Because aprior it's not really clear what does increase our collective wealth. For example, the whole quantum age (and hence the silicon age), came about from people trying to understand the spectrum of radiation emitted from a heated box. If you spoke to someone at the end of the 19th century they'd probably think this was a waste of time, and tell you that people should be trying to make steam engines more efficient.
> How can taxpayer-funded research institutions morally justify doing research that doesn’t increase our collective wealth or at least lead to some useful application in the short term?

It is not obvious that fundamental research does not “increase our collective wealth of lead to some useful application”. Just not in the short term, usually. Despite a lot of economics theories, companies being directed by their self-interest or that of their shareholders does not lead to good outcomes over the long term.
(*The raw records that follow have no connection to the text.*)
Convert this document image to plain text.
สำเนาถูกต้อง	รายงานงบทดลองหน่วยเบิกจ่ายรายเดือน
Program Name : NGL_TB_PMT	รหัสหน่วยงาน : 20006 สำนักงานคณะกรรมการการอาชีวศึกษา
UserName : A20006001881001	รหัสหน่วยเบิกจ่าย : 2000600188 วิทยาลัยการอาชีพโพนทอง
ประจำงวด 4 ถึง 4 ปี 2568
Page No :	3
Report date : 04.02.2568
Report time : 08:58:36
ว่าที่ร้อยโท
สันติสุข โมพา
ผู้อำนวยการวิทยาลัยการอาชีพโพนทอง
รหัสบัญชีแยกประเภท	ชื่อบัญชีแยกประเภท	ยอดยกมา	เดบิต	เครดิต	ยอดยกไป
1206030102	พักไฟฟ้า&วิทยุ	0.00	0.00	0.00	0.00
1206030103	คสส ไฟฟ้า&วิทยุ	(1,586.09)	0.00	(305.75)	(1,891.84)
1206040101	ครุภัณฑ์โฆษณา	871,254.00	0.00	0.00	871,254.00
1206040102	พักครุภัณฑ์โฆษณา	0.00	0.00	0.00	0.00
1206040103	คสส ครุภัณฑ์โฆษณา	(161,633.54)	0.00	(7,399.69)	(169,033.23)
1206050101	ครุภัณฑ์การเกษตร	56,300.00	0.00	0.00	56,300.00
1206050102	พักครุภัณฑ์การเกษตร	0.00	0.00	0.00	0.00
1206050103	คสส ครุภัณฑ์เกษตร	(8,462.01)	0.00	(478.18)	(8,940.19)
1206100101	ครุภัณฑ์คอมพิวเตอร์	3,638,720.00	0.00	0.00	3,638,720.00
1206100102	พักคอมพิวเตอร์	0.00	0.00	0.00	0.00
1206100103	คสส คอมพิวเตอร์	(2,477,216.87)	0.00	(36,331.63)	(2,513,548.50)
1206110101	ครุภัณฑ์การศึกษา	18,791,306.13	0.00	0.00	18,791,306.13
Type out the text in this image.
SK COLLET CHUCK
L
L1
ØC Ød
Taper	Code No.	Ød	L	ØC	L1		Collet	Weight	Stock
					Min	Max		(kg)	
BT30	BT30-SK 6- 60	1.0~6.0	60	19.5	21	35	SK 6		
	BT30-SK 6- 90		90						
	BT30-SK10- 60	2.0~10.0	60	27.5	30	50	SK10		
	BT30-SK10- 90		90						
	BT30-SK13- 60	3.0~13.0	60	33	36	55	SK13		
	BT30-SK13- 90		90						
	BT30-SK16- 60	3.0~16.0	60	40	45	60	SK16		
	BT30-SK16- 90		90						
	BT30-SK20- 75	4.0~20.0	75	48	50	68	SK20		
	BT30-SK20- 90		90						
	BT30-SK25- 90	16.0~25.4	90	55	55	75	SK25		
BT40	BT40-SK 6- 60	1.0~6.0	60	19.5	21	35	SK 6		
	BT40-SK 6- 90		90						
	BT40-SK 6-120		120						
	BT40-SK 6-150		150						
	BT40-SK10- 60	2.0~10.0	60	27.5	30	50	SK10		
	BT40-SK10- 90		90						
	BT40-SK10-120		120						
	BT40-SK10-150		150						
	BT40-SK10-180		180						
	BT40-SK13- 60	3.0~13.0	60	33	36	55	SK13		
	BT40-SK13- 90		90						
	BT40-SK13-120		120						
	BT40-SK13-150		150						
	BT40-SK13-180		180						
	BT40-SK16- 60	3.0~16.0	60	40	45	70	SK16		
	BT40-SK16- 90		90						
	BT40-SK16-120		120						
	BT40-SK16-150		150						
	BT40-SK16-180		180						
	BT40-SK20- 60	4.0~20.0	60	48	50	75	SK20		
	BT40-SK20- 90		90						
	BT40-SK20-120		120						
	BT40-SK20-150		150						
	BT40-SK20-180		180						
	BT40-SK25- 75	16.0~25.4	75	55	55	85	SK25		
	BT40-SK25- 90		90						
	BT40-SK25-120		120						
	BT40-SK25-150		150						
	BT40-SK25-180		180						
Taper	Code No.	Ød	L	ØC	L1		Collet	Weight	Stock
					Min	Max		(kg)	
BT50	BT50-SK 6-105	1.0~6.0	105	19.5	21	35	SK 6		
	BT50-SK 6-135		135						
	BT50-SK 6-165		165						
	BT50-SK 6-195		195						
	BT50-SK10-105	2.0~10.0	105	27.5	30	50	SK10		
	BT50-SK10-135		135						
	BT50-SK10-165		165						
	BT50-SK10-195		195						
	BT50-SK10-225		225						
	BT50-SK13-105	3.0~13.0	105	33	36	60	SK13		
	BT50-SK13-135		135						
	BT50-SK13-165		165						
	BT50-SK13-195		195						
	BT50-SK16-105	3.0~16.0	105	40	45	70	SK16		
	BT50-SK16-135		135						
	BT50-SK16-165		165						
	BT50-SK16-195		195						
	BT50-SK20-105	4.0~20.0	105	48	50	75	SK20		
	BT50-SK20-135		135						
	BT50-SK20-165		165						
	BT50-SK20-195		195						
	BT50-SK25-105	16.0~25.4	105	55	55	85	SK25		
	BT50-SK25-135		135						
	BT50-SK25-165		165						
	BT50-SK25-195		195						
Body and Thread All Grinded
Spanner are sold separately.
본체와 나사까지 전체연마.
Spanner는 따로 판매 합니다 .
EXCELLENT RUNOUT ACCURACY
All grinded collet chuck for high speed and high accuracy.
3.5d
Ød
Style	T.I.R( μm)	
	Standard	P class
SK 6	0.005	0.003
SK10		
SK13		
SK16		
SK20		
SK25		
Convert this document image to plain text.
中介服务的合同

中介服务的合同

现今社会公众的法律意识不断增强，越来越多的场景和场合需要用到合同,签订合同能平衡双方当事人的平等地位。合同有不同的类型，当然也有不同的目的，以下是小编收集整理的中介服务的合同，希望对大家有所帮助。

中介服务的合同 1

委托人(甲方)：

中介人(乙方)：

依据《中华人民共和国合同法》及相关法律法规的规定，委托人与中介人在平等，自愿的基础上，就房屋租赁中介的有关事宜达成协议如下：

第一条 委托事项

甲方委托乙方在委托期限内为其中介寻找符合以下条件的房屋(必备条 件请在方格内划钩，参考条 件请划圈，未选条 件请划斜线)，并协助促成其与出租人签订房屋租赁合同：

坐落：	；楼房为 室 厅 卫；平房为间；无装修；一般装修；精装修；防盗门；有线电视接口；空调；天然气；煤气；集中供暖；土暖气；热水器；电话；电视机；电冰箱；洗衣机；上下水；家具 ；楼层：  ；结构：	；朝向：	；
Someone needs to do it, who’s not going to be limited by ROI over the next 5 years. In practical terms, this can only be public funding.

Taxpayer-funded institutions justify it by pointing out that if there are short-term applications, companies tend to already do the R&D themselves, therefore public money is not needed to have good outcomes. The alternatives are:

- research in private institutions with public money (the big pharma model), which has obvious ethical issues when said private institutions make billions off of publicly-funded research.

- public institutions funding short-term research through things like patent licensing, which is quite impopular (there is a strong argument that public institutions’ output should be public; governments are not corporations).

- governments not funding research at all, which quickly leads to countries falling hopelessly behind as you cannot count on corporations to give a fuck about public good.

Overall, it seems like a good idea to let everyone do what they do best: corporations focus on bringing stuff to market and applications developments, whilst institutions with a longer outlook focus on things that could be used in applications 20 to 100 years from now.

Because this is extremely hard to predict.